AU TITRE DU CONSEIL DES MINISTERES

DEPARTEMENT DE TRADUCTION DE LA BIBLE           

  • Que l’EMUCI participe aux activités de SIL Côte d’Ivoire et soutienne la SIL et l’ABCI en prière, en numéraire et en nature.
  • Que les églises locales autorisent 2 membres à suivre la formation des formateurs en alphabétisation à la SIL Côte d’Ivoire.

DEPARTEMENT DE L’EDUCATION FAMILIALE 

  • Que l’attestation de fin de formation signée par le pasteur local et le COMEFA local soit délivrée aux couples avant toute bénédiction nuptiale.

  1. Que les Surintendants poursuivent et achèvent les nominations des responsables de COMEFA dans les Districts et Circuits.
  2. Que les procédures de conciliation et d’autorisation de remariages telles que prévues par le Livre Bleu des Règlements Généraux, titre 2, du chapitre 7, article 65 à 68, soient scrupuleusement respectées par tous les fidèles de l’EMU-CI.

AUMONERIE DES HÔPITAUX, CLINIQUES, PRISONS, MAISONS DE DETENTION

  1. Que les Surintendants poursuivent et achèvent les nominations des responsables à l’Aumônerie des Hôpitaux, Cliniques, Prions, Maisons de détention dans leurs Districts.
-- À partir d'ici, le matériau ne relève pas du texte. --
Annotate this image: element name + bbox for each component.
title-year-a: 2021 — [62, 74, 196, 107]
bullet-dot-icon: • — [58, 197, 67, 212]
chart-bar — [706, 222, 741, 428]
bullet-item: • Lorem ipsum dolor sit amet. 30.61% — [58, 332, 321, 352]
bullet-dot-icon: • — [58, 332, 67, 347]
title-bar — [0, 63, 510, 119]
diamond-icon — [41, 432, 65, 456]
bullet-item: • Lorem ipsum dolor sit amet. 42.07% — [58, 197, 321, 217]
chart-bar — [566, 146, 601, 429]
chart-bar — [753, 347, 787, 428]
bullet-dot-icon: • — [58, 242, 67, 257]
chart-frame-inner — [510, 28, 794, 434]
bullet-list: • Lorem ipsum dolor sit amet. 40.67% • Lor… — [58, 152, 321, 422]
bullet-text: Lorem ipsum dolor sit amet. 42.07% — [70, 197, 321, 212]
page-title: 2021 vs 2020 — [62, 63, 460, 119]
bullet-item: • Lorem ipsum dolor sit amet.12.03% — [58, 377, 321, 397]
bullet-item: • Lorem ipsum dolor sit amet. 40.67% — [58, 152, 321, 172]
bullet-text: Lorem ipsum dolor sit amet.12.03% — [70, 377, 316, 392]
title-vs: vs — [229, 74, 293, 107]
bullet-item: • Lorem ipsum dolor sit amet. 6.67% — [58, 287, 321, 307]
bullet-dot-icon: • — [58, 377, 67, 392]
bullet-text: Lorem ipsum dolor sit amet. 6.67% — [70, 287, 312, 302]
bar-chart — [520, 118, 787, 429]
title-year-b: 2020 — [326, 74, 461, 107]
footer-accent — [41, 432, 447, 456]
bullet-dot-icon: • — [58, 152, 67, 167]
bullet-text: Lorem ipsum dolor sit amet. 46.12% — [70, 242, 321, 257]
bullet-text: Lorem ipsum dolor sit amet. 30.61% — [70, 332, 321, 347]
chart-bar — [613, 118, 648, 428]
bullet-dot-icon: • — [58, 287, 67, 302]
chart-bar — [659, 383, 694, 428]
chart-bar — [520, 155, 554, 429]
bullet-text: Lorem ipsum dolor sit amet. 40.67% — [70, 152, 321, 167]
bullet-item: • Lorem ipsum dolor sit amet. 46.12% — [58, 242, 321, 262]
AUMONERIE AUX ARMEES           

  1. Que tous les Districts soient pourvus d’aumôniers en vue de l’encadrement des militaires et paramilitaires.

ORGANISATION DES PREDICATEURS

  1. Que la traduction des cultes en langue des signes pour les sourds-muets soit autorisée.
  2. Que l’Eglise prévoit des bibles en écriture braille pour les aveugles.

AU TITRE DU CONSEIL DES FINANCES ET DE L’ADMINISTRATION

COMITE DE GESTION DES PLANTATIONS SOKROGBO

  1. Qu’une personne physique soit désignée par la conférence pour l’immatriculation des plantations.

  1. Que le problème de virement des fonds également soit résolu.
  2. Que des logements soient construits pour permettre une présence humaine sur les plantations pour dissuader  les voleurs éventuels.

Fait à Abidjan, le Dimanche 18 Mars 2018

Pour la 13ème Conférence Annuelle Ordinaire


[1] Aptitude d’un individu à se construire et à vivre de manière satisfaisante en dépit de circonstances traumatiques.

[2] GNOMUS, Revue scientifique pluridisciplinaire de l’Université Méthodiste de Côte d’Ivoire, N°1, P9, 2017

[3]Néologisme pour désigner ce qui vient de la trompette.

[4]Du grec logos, parole et rhein couler et signifiant la verbosité intarissable.